IH Securities said this would be key in underpinning growth in construction firms — a sector that has been affected by slow private sector activity due to a long running economic crisis.
“The budget attempts to build on gains made in 2021 in the stabilisation of the local currency and an increase in production,”
IH said in an analysis of the budget released on Saturday.
“There was a higher emphasis on construction and social welfare signalling an end to the “austerity” period.
Financial reports throughout 2021 have consistently shown increasing retail volumes, implying some recovery in consumer demand.
Companies servicing the infrastructure industry such as Proplastics, Lafarge and Masimba have also shown improvement in order books, indicating growth in capital expenditure.
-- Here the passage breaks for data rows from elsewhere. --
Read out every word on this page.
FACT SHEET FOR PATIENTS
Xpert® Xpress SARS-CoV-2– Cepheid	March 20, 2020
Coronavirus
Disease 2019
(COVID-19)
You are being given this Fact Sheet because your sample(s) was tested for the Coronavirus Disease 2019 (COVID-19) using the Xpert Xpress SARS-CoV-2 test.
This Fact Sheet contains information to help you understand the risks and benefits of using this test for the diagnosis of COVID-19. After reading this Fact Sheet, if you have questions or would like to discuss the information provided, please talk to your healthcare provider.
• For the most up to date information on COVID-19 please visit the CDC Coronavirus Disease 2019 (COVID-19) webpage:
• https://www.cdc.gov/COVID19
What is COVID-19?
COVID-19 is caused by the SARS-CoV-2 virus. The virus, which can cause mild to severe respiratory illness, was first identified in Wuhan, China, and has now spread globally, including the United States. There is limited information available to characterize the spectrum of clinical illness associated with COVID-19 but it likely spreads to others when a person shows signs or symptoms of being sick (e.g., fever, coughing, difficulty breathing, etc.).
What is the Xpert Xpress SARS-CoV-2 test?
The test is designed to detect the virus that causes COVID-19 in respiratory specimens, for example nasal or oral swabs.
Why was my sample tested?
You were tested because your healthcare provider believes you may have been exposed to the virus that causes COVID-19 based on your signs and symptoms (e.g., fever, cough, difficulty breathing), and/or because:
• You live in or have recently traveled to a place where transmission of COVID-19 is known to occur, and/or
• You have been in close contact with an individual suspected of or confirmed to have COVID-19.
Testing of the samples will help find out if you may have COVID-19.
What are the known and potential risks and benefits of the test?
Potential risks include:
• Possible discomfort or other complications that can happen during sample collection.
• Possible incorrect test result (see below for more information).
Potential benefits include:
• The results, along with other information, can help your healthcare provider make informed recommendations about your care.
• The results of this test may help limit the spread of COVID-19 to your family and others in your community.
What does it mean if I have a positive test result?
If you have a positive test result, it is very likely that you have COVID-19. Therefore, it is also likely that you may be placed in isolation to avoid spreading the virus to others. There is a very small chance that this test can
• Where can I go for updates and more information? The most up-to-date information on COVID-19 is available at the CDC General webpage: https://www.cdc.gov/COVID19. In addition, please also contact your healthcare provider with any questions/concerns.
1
“There is increased investment in the mining sector including platinum, with gold output surging by 29% during the nine months to September 2021 as fresh throughput from previously dormant assets started flowing into the market,” IH said.
“The local economy clearly has potential for continued growth. Of concern is the widening foreign currency premium which is promoting speculative and rent-seeking behaviour while stoking inflation.
“The Ministry of Finance, through the Reserve Bank of Zimbabwe auction has responded by gradually devaluing the local currency. Essentially making it “expensive” to buy foreign currency, with the intention of discouraging those who are buying for speculative purposes. This will contain demand of foreign currency,” IH noted.